В день похорон с раннего утра сад и двор были особенно тщательно прибраны, дорожки посыпаны песком и еловыми ветками, ворота и обе калитки в сад настежь растворены. И сад и двор были переполнены людьми знакомыми и совсем чужими. Пускали всех без разбора. Входя в ворота, все обнажали голову. Над толпой стоял тихий гул голосов.
Гроб вынесли на руках через балкон в сад. Вася, брат, и старшие служащие в магазине, сменяясь по очереди с желающими, на руках донесли гроб до Пятницкого кладбища — это несколько верст. Катафалк следовал позади очень большой процессии. Мы все, дети от мала до велика, шли с матерью тотчас же за гробом и обращали на себя всеобщее внимание, что я очень хорошо замечала.
Меня очень занимало и развлекало все, что происходило кругом: из окон домов выглядывали любопытные, движение экипажей приостанавливалось на улицах, пешеходы снимали шапки, крестились; мальчишки влезали на тумбы, на скамейки и смотрели вслед, разинув рты. Многие подходили и спрашивали: «Кого это хоронят?» — «Видно, богатей был покойничек». — «Вишь, жена убивается». — «А сироток-то сколько, все наследнички». — «Цветов-то, цветов!» Я прислушивалась к тому, что говорили и обо мне тоже, что я сиротка, и мне казалось, что и нужно держаться сироткой, но никак не могла выдавить слез из глаз и лицемерно держала платок у лица, выглядывая из-за него.
Но мы, младшие дети, недолго шли пешком, нас посадили в одну из колясок, следовавших за траурным шествием. Мать, старшие сестры и братья шли до самого кладбища пешком. За нами тянулся длинный ряд экипажей, которому конца не было видно. Толпа была тысячная, как я потом узнала из брошюры об отце, написанной нашим священником.
Самих похорон я совершенно не помню. Помню только, что нас на обратной дороге кормили бутербродами в коляске и мы с братом Мишей ревели и капризничали.

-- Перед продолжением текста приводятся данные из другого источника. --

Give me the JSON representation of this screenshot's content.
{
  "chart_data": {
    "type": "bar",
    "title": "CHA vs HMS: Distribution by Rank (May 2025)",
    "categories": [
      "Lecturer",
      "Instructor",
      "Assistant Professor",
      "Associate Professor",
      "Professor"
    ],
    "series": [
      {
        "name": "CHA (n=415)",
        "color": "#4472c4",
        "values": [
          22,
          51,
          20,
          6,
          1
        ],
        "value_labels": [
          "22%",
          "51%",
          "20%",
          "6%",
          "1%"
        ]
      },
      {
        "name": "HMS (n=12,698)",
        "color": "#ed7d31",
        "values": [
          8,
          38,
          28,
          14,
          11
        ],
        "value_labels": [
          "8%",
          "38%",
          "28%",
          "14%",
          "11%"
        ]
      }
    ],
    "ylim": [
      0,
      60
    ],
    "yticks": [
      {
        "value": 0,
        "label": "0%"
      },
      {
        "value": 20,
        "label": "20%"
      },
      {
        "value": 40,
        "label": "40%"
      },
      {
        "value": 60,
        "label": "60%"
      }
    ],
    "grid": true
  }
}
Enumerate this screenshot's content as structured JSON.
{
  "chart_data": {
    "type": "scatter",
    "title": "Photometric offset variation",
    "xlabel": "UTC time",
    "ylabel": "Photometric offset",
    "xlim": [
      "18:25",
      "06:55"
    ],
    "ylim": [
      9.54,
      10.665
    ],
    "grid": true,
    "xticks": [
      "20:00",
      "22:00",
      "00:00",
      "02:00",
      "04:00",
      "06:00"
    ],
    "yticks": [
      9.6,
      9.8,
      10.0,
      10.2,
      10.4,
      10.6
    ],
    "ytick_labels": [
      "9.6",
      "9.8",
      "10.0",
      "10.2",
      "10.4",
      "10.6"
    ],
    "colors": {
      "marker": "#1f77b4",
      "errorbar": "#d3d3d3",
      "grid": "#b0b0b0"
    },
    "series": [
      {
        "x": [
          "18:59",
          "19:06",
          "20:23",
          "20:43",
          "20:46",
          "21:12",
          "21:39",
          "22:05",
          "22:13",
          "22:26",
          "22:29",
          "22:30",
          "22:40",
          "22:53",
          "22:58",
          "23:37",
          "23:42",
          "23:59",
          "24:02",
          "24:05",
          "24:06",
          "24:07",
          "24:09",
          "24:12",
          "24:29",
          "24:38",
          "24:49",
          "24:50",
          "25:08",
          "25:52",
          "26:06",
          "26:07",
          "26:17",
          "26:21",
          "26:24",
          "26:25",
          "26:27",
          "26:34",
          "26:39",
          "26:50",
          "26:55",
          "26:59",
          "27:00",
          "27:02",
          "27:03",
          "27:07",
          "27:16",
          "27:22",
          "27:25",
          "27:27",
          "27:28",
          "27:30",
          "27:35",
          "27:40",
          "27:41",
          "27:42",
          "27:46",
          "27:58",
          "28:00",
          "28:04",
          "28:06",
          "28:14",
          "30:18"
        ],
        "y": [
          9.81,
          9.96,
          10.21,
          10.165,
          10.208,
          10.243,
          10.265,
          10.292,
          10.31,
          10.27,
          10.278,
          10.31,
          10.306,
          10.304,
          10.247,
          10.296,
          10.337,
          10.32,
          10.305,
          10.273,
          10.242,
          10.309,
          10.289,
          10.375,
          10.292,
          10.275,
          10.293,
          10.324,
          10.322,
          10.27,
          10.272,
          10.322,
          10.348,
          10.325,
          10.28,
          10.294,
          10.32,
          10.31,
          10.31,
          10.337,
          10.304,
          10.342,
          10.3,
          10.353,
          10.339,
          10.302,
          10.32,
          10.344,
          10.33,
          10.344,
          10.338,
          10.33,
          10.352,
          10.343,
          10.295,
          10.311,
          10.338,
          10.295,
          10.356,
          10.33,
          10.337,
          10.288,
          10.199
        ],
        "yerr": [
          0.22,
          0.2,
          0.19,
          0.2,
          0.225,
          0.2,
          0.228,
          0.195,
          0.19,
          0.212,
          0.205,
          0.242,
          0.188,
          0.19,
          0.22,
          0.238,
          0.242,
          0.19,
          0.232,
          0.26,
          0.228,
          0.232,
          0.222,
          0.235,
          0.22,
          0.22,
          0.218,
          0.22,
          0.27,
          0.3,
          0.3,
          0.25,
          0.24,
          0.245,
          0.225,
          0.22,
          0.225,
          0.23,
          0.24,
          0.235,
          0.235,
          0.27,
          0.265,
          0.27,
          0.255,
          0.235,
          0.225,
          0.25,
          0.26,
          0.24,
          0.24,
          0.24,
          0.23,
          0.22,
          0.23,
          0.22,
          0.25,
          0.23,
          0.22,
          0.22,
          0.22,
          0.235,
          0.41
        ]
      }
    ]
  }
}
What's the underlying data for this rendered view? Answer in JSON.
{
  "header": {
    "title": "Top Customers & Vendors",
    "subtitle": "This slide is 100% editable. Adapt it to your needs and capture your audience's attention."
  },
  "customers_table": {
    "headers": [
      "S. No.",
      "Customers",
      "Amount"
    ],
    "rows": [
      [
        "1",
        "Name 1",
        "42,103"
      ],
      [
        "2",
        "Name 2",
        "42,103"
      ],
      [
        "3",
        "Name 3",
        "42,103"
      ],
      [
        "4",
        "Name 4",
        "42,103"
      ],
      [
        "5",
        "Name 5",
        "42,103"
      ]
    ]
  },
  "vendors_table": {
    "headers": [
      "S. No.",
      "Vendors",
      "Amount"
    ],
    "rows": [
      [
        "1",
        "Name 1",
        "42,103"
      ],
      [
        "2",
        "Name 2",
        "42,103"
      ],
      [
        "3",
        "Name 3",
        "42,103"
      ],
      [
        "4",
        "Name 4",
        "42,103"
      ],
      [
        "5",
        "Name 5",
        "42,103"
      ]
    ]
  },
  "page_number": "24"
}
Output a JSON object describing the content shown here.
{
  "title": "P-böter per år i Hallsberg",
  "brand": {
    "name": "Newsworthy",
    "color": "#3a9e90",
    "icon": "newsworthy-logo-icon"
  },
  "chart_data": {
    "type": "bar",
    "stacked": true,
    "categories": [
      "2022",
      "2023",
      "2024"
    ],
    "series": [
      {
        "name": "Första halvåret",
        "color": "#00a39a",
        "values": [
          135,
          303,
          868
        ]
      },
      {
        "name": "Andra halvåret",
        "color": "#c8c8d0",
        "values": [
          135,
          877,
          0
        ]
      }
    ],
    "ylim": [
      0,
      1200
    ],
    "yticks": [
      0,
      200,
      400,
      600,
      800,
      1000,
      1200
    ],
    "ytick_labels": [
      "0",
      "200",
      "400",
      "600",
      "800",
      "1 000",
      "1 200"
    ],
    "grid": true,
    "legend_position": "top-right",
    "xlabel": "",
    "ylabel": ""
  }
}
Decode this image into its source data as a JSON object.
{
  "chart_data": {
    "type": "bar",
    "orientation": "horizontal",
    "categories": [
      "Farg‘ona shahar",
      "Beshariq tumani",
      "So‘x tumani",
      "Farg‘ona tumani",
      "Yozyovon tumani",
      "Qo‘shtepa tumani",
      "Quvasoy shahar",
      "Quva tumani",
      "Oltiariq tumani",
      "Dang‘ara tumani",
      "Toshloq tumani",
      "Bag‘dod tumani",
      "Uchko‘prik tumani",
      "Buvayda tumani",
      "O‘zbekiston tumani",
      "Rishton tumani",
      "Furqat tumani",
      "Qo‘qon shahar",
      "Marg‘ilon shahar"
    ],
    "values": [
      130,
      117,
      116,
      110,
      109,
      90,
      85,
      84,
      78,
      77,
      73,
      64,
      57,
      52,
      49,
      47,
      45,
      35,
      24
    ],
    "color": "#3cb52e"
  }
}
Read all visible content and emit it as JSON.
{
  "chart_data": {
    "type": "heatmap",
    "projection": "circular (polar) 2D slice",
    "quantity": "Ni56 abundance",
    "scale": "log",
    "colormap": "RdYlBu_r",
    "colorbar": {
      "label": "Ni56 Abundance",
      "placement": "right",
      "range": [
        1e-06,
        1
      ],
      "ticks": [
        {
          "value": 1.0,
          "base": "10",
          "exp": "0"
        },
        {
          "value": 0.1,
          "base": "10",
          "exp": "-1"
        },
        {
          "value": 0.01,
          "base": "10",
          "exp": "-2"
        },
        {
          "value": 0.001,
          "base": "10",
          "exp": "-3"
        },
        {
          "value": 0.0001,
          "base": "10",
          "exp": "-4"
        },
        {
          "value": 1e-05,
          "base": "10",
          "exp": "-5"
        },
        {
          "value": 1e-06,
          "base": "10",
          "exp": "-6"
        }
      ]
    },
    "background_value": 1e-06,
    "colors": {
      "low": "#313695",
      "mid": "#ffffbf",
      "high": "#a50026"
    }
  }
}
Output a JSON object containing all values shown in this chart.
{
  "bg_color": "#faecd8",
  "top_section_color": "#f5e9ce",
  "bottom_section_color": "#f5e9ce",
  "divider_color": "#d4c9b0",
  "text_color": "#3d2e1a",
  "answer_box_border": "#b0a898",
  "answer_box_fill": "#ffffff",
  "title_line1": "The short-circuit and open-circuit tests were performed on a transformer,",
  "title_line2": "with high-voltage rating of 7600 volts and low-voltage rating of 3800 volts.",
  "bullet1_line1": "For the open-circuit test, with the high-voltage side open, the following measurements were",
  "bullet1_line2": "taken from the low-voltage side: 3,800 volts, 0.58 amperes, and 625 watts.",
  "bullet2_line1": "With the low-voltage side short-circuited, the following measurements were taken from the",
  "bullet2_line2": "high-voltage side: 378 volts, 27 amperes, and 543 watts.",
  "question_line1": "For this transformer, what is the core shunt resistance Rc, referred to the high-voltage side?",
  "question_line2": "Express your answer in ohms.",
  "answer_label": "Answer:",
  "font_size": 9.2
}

На другой день похорон, в 8 часов утра, наша мать поехала на кладбище со свежими цветами. И в продолжение всего года, не пропуская ни одного дня, она ездила туда с кем-нибудь из старших детей и нас, младших, брала по очереди. Один из нас сидел на приставной узенькой скамеечке спереди в коляске. Ехали мы не через Москву, не по шоссе, а проселком, среди огородов, это вдвое сокращало дорогу. Тащились почти шагом — так ужасна была дорога. Коляска ныряла по ямам и колдобинам, садилась на рессоры, которые скрипели и стукались друг об дружку. Удержаться на лавочке было очень трудно, и я удивлялась, как это никто из нас ни разу не выпал из коляски. Мать судорожно цеплялась за ручку дверцы и изредка только говорила нам: «Держись крепче, не зевай». Ехали всегда в полном молчании. Креповая вуаль матери всегда была спущена на лицо, когда она приоткрывалась, лицо было всегда красное и мокрое от слез. «Как она может всегда, всегда плакать?» — недоумевала я.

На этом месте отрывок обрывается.